Chez les Centrafricains rencontrés à Douala, l’accent est mis sur la sensibilisation. Pour Elie Ngalle, chef de la communauté centrafricaine à Douala 5e, c’est le grand thème de son action sur le terrain. Le tout, dit-il, se décline en exhortation des autres Centrafricains au respect des mesures barrières édictées par le gouvernement camerounais. Selon le dignitaire centrafricain, le grossissement des effectifs de malades au Cameroun appelle l’adoption durable d’une posture défensive parmi ses jeunes congénères. «J’ai demandé aux étudiants de prendre au sérieux cette deuxième vague de la propagation du coronavirus afin de limiter au maximum le risque de contamination de la maladie», explique-t-il.

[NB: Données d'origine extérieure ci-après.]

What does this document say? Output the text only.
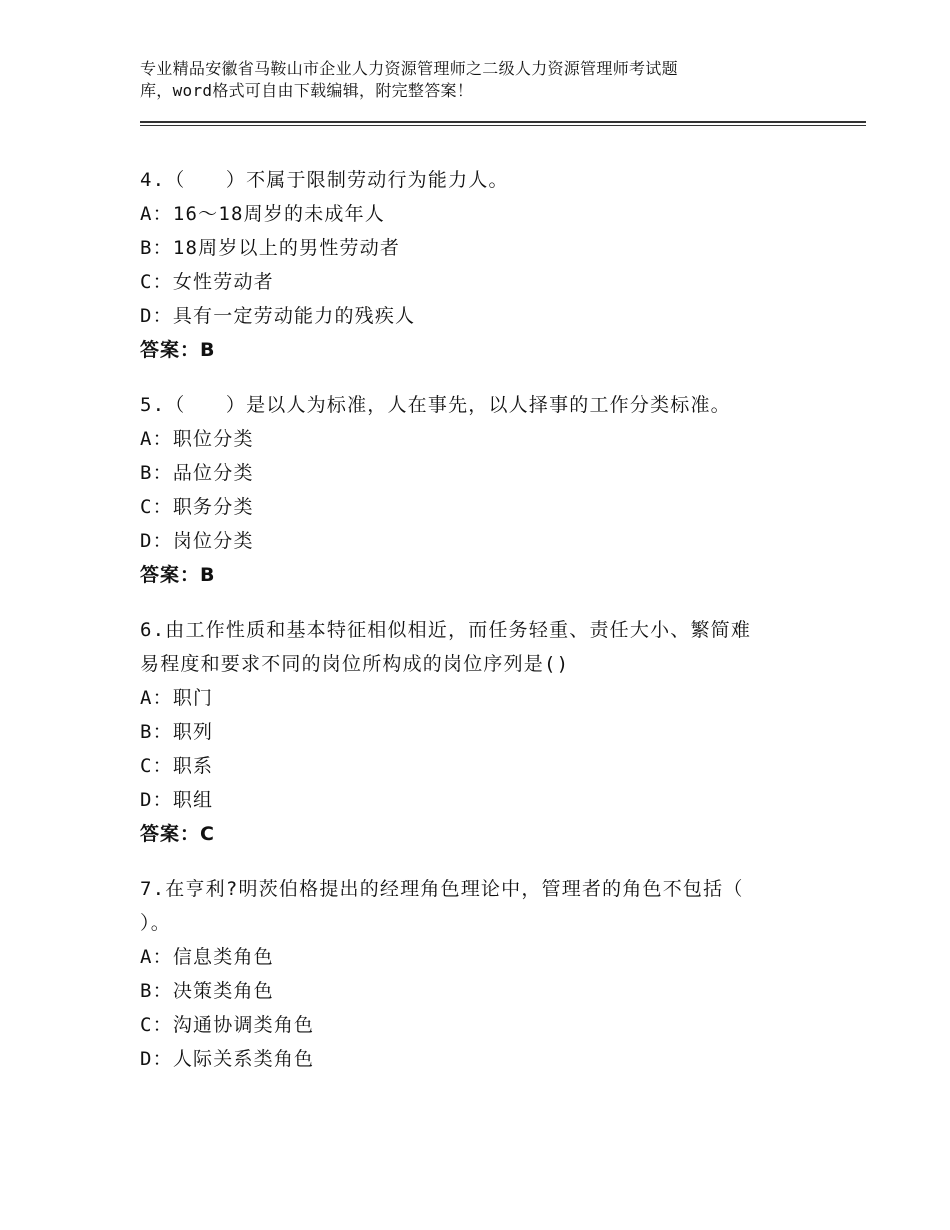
专业精品安徽省马鞍山市企业人力资源管理师之二级人力资源管理师考试题
库，word格式可自由下载编辑，附完整答案！

4.（　　）不属于限制劳动行为能力人。

A：16～18周岁的未成年人

B：18周岁以上的男性劳动者

C：女性劳动者

D：具有一定劳动能力的残疾人

答案：B

5.（　　）是以人为标准，人在事先，以人择事的工作分类标准。

A：职位分类

B：品位分类

C：职务分类

D：岗位分类

答案：B

6.由工作性质和基本特征相似相近，而任务轻重、责任大小、繁简难

易程度和要求不同的岗位所构成的岗位序列是()

A：职门

B：职列

C：职系

D：职组

答案：C

7.在亨利?明茨伯格提出的经理角色理论中，管理者的角色不包括（

）。

A：信息类角色

B：决策类角色

C：沟通协调类角色

D：人际关系类角色
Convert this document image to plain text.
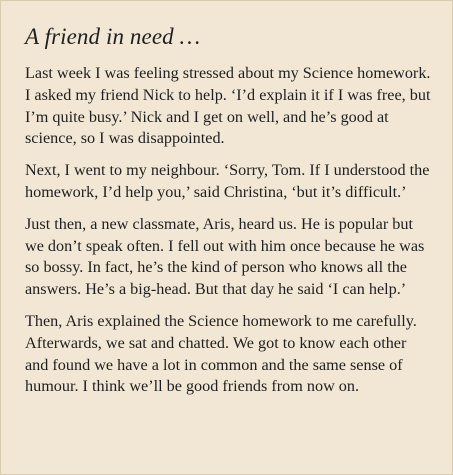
A friend in need …

Last week I was feeling stressed about my Science homework. I asked my friend Nick to help. ‘I’d explain it if I was free, but I’m quite busy.’ Nick and I get on well, and he’s good at science, so I was disappointed.

Next, I went to my neighbour. ‘Sorry, Tom. If I understood the homework, I’d help you,’ said Christina, ‘but it’s difficult.’

Just then, a new classmate, Aris, heard us. He is popular but we don’t speak often. I fell out with him once because he was so bossy. In fact, he’s the kind of person who knows all the answers. He’s a big-head. But that day he said ‘I can help.’

Then, Aris explained the Science homework to me carefully. Afterwards, we sat and chatted. We got to know each other and found we have a lot in common and the same sense of humour. I think we’ll be good friends from now on.
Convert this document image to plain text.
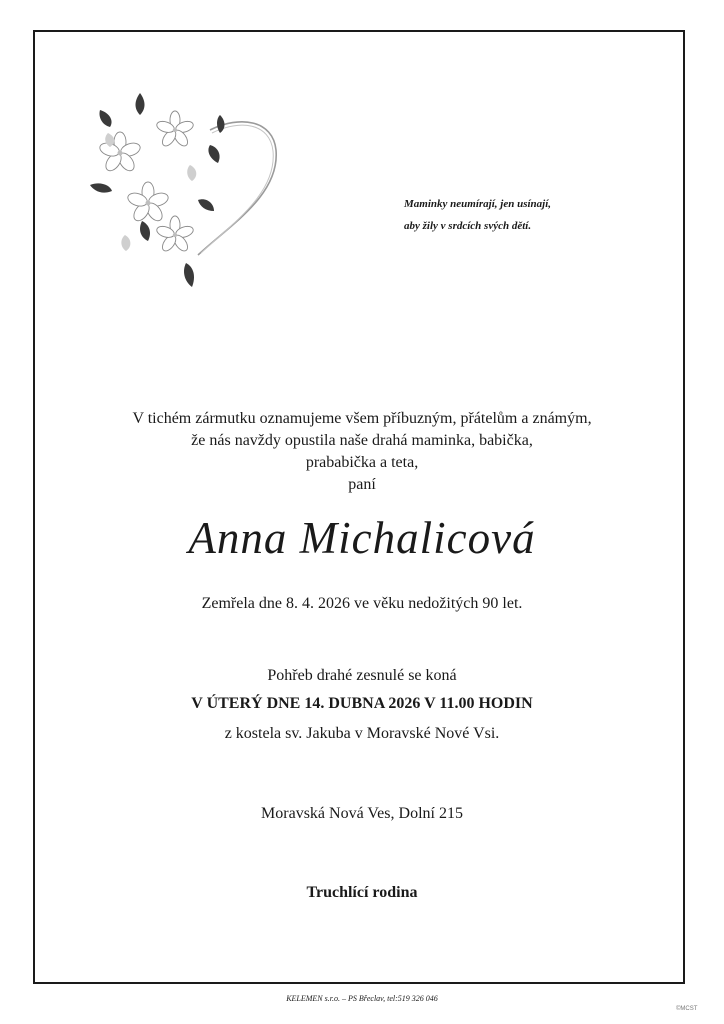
Maminky neumírají, jen usínají,
aby žily v srdcích svých dětí.
V tichém zármutku oznamujeme všem příbuzným, přátelům a známým,
že nás navždy opustila naše drahá maminka, babička,
prababička a teta,
paní
Anna Michalicová
Zemřela dne 8. 4. 2026 ve věku nedožitých 90 let.
Pohřeb drahé zesnulé se koná
V ÚTERÝ DNE 14. DUBNA 2026 V 11.00 HODIN
z kostela sv. Jakuba v Moravské Nové Vsi.
Moravská Nová Ves, Dolní 215
Truchlící rodina
KELEMEN s.r.o. – PS Břeclav, tel:519 326 046
©MCST
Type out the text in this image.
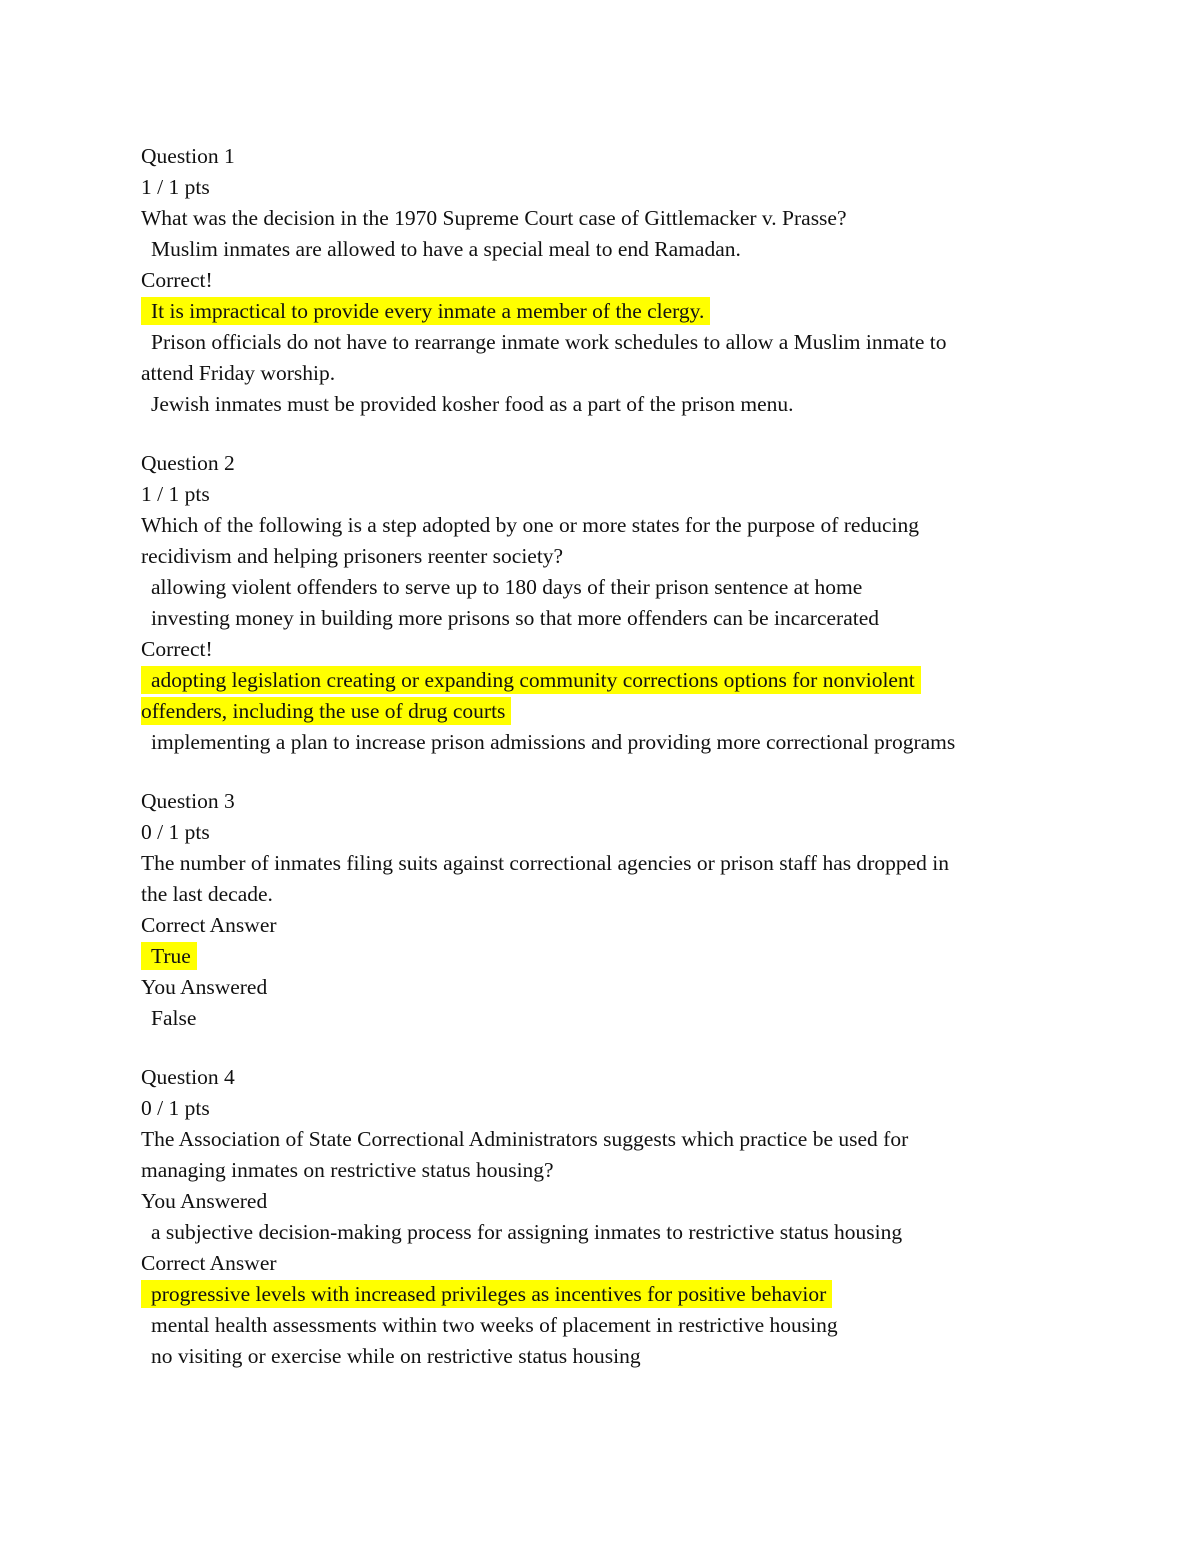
Question 1
1 / 1 pts
What was the decision in the 1970 Supreme Court case of Gittlemacker v. Prasse?
Muslim inmates are allowed to have a special meal to end Ramadan.
Correct!
It is impractical to provide every inmate a member of the clergy.
Prison officials do not have to rearrange inmate work schedules to allow a Muslim inmate to
attend Friday worship.
Jewish inmates must be provided kosher food as a part of the prison menu.
Question 2
1 / 1 pts
Which of the following is a step adopted by one or more states for the purpose of reducing
recidivism and helping prisoners reenter society?
allowing violent offenders to serve up to 180 days of their prison sentence at home
investing money in building more prisons so that more offenders can be incarcerated
Correct!
adopting legislation creating or expanding community corrections options for nonviolent
offenders, including the use of drug courts
implementing a plan to increase prison admissions and providing more correctional programs
Question 3
0 / 1 pts
The number of inmates filing suits against correctional agencies or prison staff has dropped in
the last decade.
Correct Answer
True
You Answered
False
Question 4
0 / 1 pts
The Association of State Correctional Administrators suggests which practice be used for
managing inmates on restrictive status housing?
You Answered
a subjective decision-making process for assigning inmates to restrictive status housing
Correct Answer
progressive levels with increased privileges as incentives for positive behavior
mental health assessments within two weeks of placement in restrictive housing
no visiting or exercise while on restrictive status housing
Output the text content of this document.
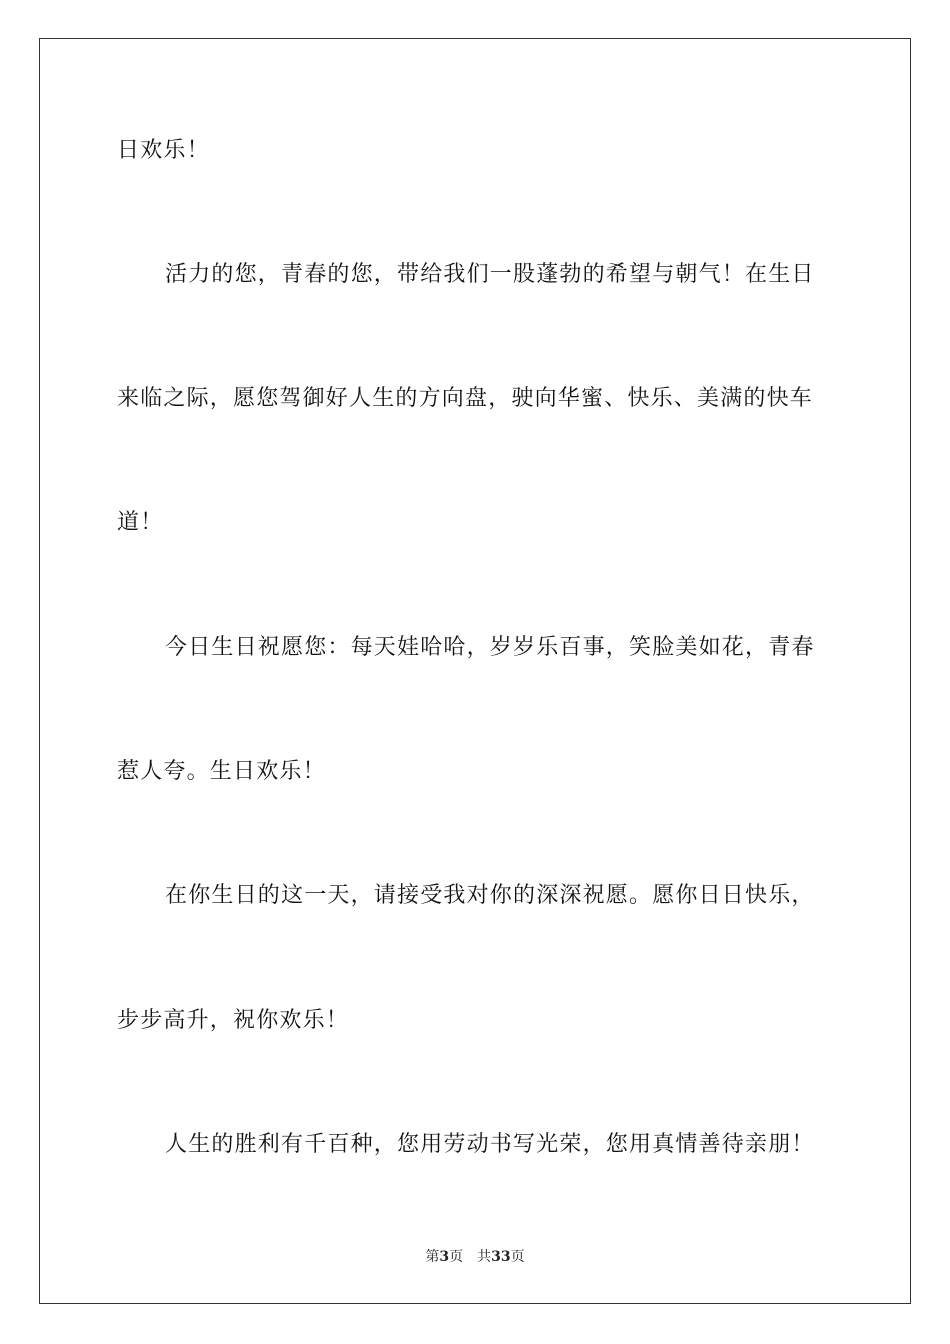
日欢乐！
活力的您，青春的您，带给我们一股蓬勃的希望与朝气！在生日
来临之际，愿您驾御好人生的方向盘，驶向华蜜、快乐、美满的快车
道！
今日生日祝愿您：每天娃哈哈，岁岁乐百事，笑脸美如花，青春
惹人夸。生日欢乐！
在你生日的这一天，请接受我对你的深深祝愿。愿你日日快乐，
步步高升，祝你欢乐！
人生的胜利有千百种，您用劳动书写光荣，您用真情善待亲朋！
第3页 共33页
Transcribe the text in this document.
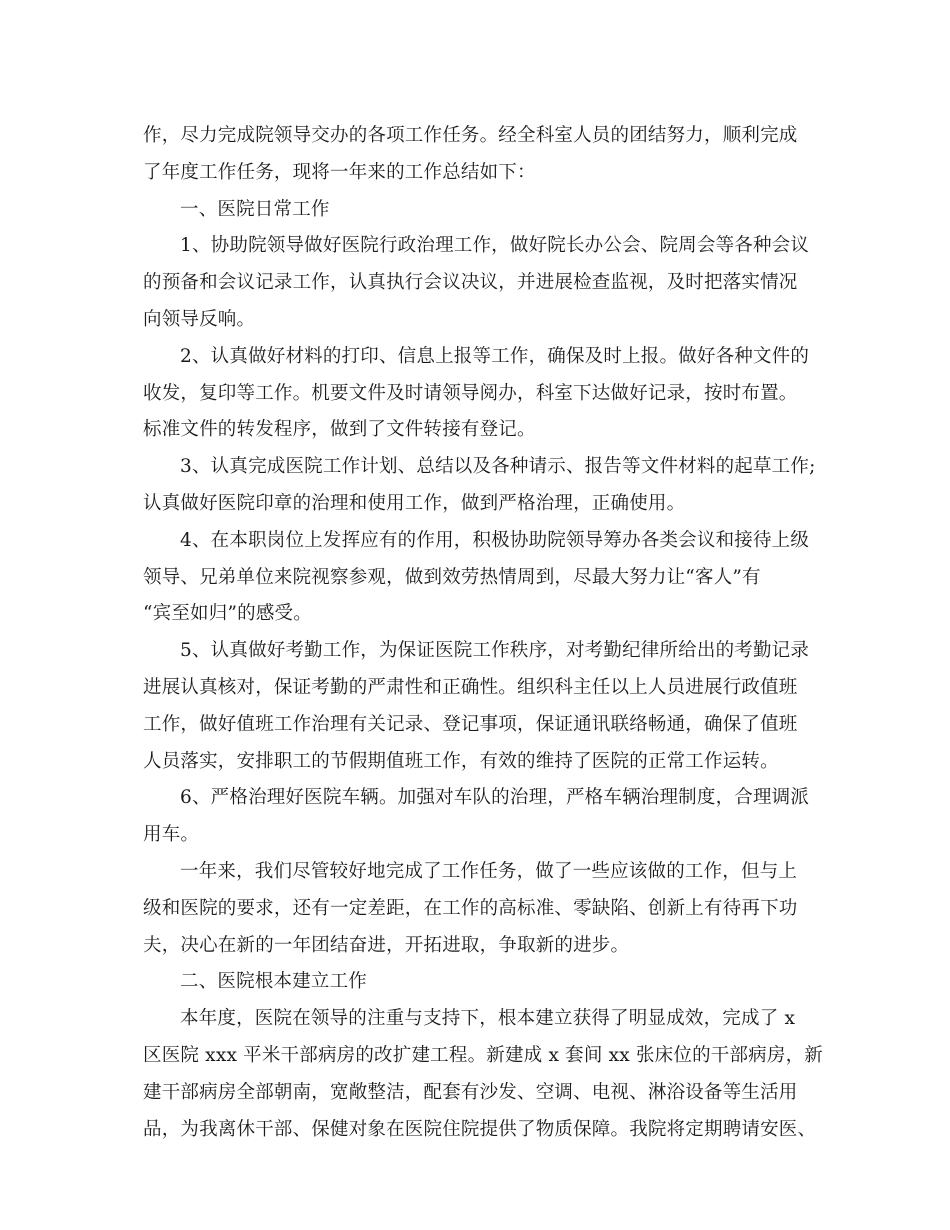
作，尽力完成院领导交办的各项工作任务。经全科室人员的团结努力，顺利完成
了年度工作任务，现将一年来的工作总结如下：
一、医院日常工作
1、协助院领导做好医院行政治理工作，做好院长办公会、院周会等各种会议
的预备和会议记录工作，认真执行会议决议，并进展检查监视，及时把落实情况
向领导反响。
2、认真做好材料的打印、信息上报等工作，确保及时上报。做好各种文件的
收发，复印等工作。机要文件及时请领导阅办，科室下达做好记录，按时布置。
标准文件的转发程序，做到了文件转接有登记。
3、认真完成医院工作计划、总结以及各种请示、报告等文件材料的起草工作;
认真做好医院印章的治理和使用工作，做到严格治理，正确使用。
4、在本职岗位上发挥应有的作用，积极协助院领导筹办各类会议和接待上级
领导、兄弟单位来院视察参观，做到效劳热情周到，尽最大努力让“客人”有
“宾至如归”的感受。
5、认真做好考勤工作，为保证医院工作秩序，对考勤纪律所给出的考勤记录
进展认真核对，保证考勤的严肃性和正确性。组织科主任以上人员进展行政值班
工作，做好值班工作治理有关记录、登记事项，保证通讯联络畅通，确保了值班
人员落实，安排职工的节假期值班工作，有效的维持了医院的正常工作运转。
6、严格治理好医院车辆。加强对车队的治理，严格车辆治理制度，合理调派
用车。
一年来，我们尽管较好地完成了工作任务，做了一些应该做的工作，但与上
级和医院的要求，还有一定差距，在工作的高标准、零缺陷、创新上有待再下功
夫，决心在新的一年团结奋进，开拓进取，争取新的进步。
二、医院根本建立工作
本年度，医院在领导的注重与支持下，根本建立获得了明显成效，完成了 x
区医院 xxx 平米干部病房的改扩建工程。新建成 x 套间 xx 张床位的干部病房，新
建干部病房全部朝南，宽敞整洁，配套有沙发、空调、电视、淋浴设备等生活用
品，为我离休干部、保健对象在医院住院提供了物质保障。我院将定期聘请安医、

Au sein de la communauté nigériane de Douala, quelques personnes approchées ne se gardent de systématiser le port di masque, car «la situation devient de plus en plus critique et fait de plus en plus en peur», reconnait Jude Chineadu, commerçant.
Diane Kenfack
Patriotisme et avantages comparatifs
En matière de vaccin, une tendance semble se dégager au niveau mondial, c’est celle du «patriotisme vaccinal». Elle fait ressortir une réalité encore sous-estimée, mais qui rend bien compte de ce que désormais, chacun s’appuie sur ses propres recherches pour venir à bout du coronavirus. Et il n’y a par exemple qu’à considérer que les vaccins développés par les firmes pharmaceutiques américaine, allemande et britannique, Pfizer/BioNTECH, AstraZeneca et Moderna, sont les plus utilisés aux Etats-Unis et en Europe centrale; que pour sa part, le vaccin Spoutnik V est le seul auquel on a recours en Russie, et que les vaccins chinois sont les seuls à avoir pignon sur rue en Chine, pour regarder la guerre des vaccins en cours d’un autre œil.
En tout état de cause, le Cameroun a des arguments à faire valoir et devrait également privilégier les pistes endogènes. Surtout qu’en plus de son efficacité, cette solution est également moins coûteuse pour l’Etat. En effet, les produits tirés de la nature de Mgr Kleda sont donnés gratuitement sur simple présentation d’un test positif au Covid-19. Alors qu’en comparaison, les vaccins étrangers sont acquis à titre onéreux et sont plutôt chers. Selon l’AFP qui en a rendu compte dans un article publié le 16 février dernier et intitulé «Vaccins contre le Covid-19: la nouvelle poule aux œufs d’or», une dose de vaccin Moderna revient à 18 dollars, tandis que la dose de AstraZeneca coûte 1,78 euro. Le choix est donc vite fait, même si le principe de précaution n’interdit pas d’avoir en réserve d’autres options.